En çok etkilenen alan: Onkoloji
Yaşanan bu durumdan en çok onkoloji hastalarının etkilendiğini söyleyen Yılmaz, nedenini şu şöyle açıkladı: “Çünkü onkoloji alanında kullanılan ilaçların büyük bir çoğunluğu yurt dışından ithal ediliyor. İlaç alanında kullanılan kur 2.65 TL’dir. Hâlbuki bugün 7 TL’ye dayanıyor. Bu çerçevede ilaç firmaları bir defans göstermektedir. Türkiye’de kimi onkoloji ilaçlarının girmesi hatta diyabet tedavisinde kullanılan insülünlerin girmesinde sıkıntıların olduğunu söyleyebiliriz. Özellikle birkaç ay sonra bu reel ücretlendirme politikasında bir değişiklik olmazsa, bu sıkıntının daha artacağı görünmektedir. İlaçları ithal eden ve ilaçların alımını yapanlar açısından risk doğurmaktadır.”
Eşitsizliği doğuran sağlık modeli
Sağlık Bakanlığı’nın ücretlendirme modeli ve planlamasının ise, bütün bu sıkıntılar karşısında yetersiz kaldığını belirten Yılmaz, bu durumdan en çok hasta ve hasta yakınlarının etkilendiğini dile getirdi. “Sağlık alanındaki bu model, eşitsizliği doğuran bir modeldir. Bu model parası olanı daha iyi bir sağlık hizmeti almasını öngören bir modeldir. Halkın sağlığı tehdit altındadır” diyen Yılmaz, sağlık hizmetlerinin kamusal olması gerektiğinin altını çizdi.
Özelleştirilen sağlık sistemi
Yılmaz, sağlık sisteminin piyasalaştırılıp özelleştirilmesi, sağlık alanında uygulanan ekonomi modeli ile birlikte yaşanan ekonomik krizin de etkisi ile AKP’nin 16 yıllık Sağlıkta Dönüşüm Programı’nın çöktüğünü ifade etti. Yılmaz, şunları dile getirdi: “Özel hastane sayısı giderek artıyor. Özel sağlık hizmetleri kar üretmeyi amaçlayan kurumlardır ve maliyet açısından da hastaların ve hasta yakınlarının cepten ödemeleri çok fazladır. Sadece buralarda kalmamakta. Kamuda da sağlık hizmeti alırken hastaların ve hasta yakınlarının cepten ödemeleri giderek artmıştır. Bugün SGK’nın finansmanın büyük bir kısmı zaten emekçilerin, toplumun verdiği primlerden, katkı paylarından oluşmaktadır.
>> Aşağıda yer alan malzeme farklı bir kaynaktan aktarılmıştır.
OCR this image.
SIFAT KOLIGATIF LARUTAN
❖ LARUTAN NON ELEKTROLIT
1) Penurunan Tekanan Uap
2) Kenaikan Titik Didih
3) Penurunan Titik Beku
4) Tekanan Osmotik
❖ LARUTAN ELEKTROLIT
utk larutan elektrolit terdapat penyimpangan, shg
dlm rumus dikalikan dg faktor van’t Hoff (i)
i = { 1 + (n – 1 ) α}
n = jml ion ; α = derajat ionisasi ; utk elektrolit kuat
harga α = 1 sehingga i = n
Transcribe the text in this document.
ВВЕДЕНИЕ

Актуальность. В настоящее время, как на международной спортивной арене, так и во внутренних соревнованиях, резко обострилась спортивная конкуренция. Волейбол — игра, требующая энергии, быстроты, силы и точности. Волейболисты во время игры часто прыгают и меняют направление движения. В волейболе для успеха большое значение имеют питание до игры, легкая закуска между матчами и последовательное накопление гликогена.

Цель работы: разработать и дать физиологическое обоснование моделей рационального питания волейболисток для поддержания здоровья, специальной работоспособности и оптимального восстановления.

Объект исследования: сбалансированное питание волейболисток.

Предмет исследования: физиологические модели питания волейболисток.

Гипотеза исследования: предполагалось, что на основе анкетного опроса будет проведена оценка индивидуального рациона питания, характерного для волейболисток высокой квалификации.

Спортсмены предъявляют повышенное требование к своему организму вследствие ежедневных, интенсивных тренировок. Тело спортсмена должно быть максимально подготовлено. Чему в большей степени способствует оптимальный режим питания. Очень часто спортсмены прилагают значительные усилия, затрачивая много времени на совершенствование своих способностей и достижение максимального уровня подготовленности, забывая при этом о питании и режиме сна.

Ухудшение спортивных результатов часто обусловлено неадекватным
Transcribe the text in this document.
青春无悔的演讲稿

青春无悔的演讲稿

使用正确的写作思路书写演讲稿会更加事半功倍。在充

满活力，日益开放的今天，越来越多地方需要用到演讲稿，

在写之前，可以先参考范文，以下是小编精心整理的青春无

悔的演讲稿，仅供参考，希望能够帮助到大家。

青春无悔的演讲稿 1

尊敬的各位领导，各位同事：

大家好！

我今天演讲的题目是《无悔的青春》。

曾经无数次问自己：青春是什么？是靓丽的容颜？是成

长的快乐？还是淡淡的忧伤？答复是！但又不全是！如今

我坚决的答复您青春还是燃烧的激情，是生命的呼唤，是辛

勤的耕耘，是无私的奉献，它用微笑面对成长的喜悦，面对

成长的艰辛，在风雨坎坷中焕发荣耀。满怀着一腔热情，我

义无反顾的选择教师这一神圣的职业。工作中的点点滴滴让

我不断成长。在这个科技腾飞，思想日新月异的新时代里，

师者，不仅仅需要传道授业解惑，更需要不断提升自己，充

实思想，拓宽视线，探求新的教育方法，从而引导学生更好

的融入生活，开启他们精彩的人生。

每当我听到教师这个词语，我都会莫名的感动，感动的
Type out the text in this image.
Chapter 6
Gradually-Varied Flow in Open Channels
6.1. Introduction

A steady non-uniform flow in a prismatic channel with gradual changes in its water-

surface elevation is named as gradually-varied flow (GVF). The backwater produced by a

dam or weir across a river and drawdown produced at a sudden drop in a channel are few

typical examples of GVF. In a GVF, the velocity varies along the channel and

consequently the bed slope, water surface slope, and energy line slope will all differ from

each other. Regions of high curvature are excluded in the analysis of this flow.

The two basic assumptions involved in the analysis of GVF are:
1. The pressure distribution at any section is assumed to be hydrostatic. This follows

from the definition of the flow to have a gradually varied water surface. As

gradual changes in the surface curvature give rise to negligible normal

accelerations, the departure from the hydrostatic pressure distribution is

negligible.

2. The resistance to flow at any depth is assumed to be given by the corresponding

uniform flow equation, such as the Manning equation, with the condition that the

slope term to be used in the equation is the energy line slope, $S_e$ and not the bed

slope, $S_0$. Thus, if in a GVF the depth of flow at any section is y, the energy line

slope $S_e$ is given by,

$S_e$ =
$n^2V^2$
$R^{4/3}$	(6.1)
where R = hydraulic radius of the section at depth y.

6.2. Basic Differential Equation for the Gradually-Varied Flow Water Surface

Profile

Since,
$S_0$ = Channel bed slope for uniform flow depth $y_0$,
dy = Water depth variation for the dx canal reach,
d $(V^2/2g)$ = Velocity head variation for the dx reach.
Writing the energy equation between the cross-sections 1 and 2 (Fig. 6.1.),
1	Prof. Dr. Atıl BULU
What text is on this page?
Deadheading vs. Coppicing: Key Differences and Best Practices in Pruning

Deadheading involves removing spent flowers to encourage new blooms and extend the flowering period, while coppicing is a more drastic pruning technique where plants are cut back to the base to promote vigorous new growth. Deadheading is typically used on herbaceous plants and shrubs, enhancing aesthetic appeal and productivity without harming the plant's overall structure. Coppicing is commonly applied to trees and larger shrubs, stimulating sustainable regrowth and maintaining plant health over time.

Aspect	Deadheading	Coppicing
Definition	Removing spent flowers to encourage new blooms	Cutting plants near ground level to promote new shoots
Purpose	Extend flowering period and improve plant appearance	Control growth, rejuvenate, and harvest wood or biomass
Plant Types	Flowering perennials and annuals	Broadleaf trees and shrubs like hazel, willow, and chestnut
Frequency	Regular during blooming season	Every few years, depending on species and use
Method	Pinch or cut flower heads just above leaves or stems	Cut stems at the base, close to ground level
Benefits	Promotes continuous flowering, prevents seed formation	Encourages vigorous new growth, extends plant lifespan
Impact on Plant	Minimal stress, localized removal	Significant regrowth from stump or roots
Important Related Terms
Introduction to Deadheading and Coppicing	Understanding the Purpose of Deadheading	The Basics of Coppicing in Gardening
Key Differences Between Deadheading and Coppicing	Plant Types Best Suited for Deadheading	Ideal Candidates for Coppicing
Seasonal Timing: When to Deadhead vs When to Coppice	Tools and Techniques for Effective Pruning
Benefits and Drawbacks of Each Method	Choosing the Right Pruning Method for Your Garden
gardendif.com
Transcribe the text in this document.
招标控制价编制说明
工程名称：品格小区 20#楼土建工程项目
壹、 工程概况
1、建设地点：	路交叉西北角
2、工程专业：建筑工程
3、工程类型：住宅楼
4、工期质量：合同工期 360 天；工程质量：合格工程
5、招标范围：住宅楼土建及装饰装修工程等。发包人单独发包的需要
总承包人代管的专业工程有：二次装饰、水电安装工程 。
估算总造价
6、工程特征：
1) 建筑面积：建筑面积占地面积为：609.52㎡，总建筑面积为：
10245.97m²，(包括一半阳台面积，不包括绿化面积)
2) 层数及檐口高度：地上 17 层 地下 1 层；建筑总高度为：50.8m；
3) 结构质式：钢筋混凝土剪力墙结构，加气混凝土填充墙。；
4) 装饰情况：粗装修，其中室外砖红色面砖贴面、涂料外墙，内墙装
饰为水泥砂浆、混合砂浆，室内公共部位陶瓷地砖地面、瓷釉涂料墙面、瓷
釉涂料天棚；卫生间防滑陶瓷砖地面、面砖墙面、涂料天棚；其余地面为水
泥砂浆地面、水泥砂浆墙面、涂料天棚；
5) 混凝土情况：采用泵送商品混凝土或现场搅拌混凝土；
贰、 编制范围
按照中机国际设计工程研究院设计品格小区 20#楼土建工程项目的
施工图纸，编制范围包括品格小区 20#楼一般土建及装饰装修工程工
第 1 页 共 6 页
Bu sistem parası olmayana sağlık hizmeti vermemektedir. Daha hastaneye adım atar atmaz sizden para isteyen sağlık sistemi ile karşı karşıyayız. Bizim hesapladığımız kadarıyla hastaların; eczane, ilaç, katkı payı dahil 20’ye yakın ek ödeme kalemi var.”
Plansız sağlık sistemi: Karmaşa ve kaos
Türkiye’de düzgün bir sağlık sisteminin olmadığının altını çizen Yılmaz, “Planlı bir sağlık hizmeti kurgusunun olmadığı bir yerde doğal olarak kargaşa hakim olur ve bu kargaşa beraberinde sağlık alanı için söylediğimizde şiddet ortamını da üretir. Türkiye’de, AKP’nin uyguladığı bu piyasacı sağlık politikalarının sağlık alanını getirdiği yer, karmaşa ve kaostur. Karmaşa ve kaos ortamından şiddet doğmaktadır” dedi.